Linde took the Parisian art scene by storm. From 1904 -1911 his canvases were exhibited regularly in each recurring Paris Salon. He won a Gold Medal in the 1910 Paris Salon. Following a brief study period at the Munich Academy of Art, he returned to the United States in 1911. For the rest of his life he lived in Westport, Connecticut, though he continued to visit Europe and even California.
Reflections, Bruges represents Linde’s orchestration of color and place, in this instance the charming capital of West Flanders in northwest Belgium. Bruges likely attracted Linde for its canals, cobbled streets, and medieval buildings. He might have painted the scene during his first sojourn in Europe, or after 1911, when he traveled there occasionally.
The brilliance of Linde’s painting is the inclusion of the figures in the immediate foreground as though they really belonged there and were part of the environment. Many artists paint a masterful landscape and add figures as accoutrements or afterthoughts. Linde’s figures, however, seamlessly blend into the scenery, yet also hold an important sense of presence. The landscape would be incomplete without them, yet in no respect do the figures interfere with the beauty of the trees, the buildings, and in this case the river and canals. Though Reflections, Bruges depicts a distinct topographic locality, the painting has a universal appeal.

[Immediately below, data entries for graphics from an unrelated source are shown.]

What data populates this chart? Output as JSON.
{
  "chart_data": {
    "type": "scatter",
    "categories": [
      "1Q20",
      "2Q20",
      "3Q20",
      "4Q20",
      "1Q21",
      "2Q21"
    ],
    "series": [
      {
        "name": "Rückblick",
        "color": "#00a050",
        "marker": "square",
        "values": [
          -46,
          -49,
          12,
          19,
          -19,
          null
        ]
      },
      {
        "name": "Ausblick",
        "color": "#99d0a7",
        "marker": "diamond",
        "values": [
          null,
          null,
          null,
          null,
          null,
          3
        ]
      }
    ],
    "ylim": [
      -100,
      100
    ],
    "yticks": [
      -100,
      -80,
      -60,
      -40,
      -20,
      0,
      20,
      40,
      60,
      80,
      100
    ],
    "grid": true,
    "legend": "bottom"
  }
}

Aside from his keen ability to unify humanity with nature, Linde was an excellent colorist. One Parisian critic called him the "Master of Color." His luxurious color sense has been attributed to a few influences, his Russian origin and his fascination with the great Venetian Renaissance colorists Titian, Veronese, and Tintoretto. Those who knew him commented on his lively demeanor, and it was said that his personality was as vivid as the palette of his paintings!